Agentic Loop

An agentic loop is the cycle an AI agent follows: observe the current state, think about what to do, take an action, and observe the result — repeating until the task is complete. This loop is what makes AI agents autonomous rather than single-shot: they adapt based on outcomes rather than blindly generating code.

Example

AI writes a function → runs the tests → sees two failures → reads the error messages → fixes the code → runs tests again → all pass → moves to the next task. Each iteration through the loop brings the agent closer to the goal.

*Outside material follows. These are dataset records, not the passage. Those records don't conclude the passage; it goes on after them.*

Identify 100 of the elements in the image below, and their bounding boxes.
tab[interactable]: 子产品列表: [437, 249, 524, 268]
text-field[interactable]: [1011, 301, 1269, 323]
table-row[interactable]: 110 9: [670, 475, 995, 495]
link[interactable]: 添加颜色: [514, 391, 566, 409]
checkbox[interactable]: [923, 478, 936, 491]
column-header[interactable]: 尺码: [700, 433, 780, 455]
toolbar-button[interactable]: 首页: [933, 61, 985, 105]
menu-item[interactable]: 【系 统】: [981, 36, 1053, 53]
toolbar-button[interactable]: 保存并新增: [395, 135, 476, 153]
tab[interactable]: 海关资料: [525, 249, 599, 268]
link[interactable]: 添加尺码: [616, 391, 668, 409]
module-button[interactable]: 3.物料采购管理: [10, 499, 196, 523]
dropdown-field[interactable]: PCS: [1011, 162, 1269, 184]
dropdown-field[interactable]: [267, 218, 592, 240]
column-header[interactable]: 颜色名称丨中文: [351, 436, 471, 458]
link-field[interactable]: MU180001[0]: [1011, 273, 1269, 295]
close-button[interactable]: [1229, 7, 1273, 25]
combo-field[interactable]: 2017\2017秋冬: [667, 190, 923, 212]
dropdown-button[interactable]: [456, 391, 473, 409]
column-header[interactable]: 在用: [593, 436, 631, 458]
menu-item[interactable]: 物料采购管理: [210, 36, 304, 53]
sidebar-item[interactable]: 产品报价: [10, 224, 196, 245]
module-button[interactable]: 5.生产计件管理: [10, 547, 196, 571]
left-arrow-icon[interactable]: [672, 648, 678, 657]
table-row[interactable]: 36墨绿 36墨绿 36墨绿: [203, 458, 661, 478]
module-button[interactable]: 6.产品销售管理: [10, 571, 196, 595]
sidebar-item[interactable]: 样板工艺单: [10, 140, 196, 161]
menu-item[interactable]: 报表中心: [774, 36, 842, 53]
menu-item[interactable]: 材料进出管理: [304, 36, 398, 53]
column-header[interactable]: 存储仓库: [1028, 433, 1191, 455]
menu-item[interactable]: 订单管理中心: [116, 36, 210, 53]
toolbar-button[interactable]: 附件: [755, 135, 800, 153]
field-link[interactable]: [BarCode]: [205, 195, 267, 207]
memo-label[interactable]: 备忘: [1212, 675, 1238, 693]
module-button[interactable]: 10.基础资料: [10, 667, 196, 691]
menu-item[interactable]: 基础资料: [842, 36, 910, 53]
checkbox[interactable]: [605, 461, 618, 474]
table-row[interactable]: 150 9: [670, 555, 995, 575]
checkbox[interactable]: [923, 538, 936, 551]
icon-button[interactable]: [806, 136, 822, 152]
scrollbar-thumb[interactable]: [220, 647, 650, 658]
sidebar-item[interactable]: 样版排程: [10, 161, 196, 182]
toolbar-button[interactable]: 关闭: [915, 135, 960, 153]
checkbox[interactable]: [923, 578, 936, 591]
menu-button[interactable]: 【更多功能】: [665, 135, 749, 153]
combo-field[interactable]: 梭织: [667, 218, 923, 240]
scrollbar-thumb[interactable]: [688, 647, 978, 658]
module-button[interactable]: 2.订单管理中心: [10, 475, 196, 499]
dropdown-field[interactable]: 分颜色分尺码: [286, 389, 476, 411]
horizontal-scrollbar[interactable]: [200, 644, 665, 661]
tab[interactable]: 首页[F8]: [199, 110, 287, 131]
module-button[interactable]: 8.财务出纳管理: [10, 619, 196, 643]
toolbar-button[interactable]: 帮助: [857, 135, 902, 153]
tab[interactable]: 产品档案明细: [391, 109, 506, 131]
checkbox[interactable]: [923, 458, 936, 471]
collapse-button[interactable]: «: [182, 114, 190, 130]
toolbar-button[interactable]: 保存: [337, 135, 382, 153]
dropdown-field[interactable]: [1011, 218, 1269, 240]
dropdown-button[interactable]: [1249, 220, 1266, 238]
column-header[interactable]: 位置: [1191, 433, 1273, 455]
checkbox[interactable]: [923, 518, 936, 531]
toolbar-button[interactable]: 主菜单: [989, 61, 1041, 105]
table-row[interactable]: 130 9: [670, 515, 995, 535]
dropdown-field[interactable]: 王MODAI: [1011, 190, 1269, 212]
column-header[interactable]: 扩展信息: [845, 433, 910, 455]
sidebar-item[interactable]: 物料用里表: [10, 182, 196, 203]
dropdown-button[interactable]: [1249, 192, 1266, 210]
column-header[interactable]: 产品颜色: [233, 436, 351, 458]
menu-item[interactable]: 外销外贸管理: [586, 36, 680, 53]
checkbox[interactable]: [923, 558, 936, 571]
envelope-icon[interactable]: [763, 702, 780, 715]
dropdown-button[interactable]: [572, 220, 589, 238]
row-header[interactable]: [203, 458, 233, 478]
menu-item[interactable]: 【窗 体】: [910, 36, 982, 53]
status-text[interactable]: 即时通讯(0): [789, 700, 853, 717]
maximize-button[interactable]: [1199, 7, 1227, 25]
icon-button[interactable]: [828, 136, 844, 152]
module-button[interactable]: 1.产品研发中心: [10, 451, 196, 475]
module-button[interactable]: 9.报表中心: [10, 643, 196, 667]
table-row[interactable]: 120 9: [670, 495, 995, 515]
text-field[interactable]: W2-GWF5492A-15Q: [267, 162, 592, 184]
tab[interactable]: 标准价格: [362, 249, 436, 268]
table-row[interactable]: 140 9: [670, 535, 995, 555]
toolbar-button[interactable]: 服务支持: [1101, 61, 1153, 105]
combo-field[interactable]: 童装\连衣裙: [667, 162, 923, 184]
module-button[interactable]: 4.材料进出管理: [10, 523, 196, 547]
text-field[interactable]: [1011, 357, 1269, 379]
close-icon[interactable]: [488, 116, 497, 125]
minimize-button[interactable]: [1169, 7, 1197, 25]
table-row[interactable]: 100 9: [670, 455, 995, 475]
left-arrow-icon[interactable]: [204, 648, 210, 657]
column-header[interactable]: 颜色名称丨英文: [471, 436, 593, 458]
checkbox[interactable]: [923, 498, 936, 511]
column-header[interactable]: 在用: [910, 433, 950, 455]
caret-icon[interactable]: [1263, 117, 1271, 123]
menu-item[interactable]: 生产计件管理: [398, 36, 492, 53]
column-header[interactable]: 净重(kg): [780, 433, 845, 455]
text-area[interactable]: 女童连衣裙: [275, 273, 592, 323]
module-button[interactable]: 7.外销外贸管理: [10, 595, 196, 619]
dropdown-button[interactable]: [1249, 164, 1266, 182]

The agentic loop is the engine that powers autonomous AI development. It's what separates a simple code generator from an agent that can complete entire tasks.

The Loop

         ┌──────────────────────┐
         ↓                      |
    Observe → Think → Act → Evaluate
                                |
                    Done? ──No──┘
                      |
                     Yes
                      ↓
                   Complete

Loop Stages

StageWhat HappensExample
ObserveRead current stateRead file contents, error messages
ThinkPlan next action"I need to fix the type error on line 23"
ActTake actionEdit the file, run a command
EvaluateCheck resultDid the tests pass? Did the error resolve?

Good vs Bad Loops

Effective loop:

  • Each iteration makes progress
  • Agent learns from failures
  • Knows when to stop
  • Escalates when stuck

Problematic loop:

  • Repeats the same fix over and over
  • Makes changes without checking results
  • Doesn't know when to ask for help
  • Gets stuck in infinite cycles

Why Loops Matter for Vibe Coding

Single-shot code generation gives you an answer. An agentic loop gives you a working solution. The loop keeps iterating until the code actually runs, tests pass, and the feature works.

Recognizing the Loop

When you use Cursor's agent mode or Claude Code, watch for the loop:

  1. AI reads your codebase (observe)
  2. AI explains its plan (think)
  3. AI edits files and runs commands (act)
  4. AI checks for errors (evaluate)
  5. If issues remain, it loops back

Understanding this pattern helps you know when to intervene and when to let the agent work.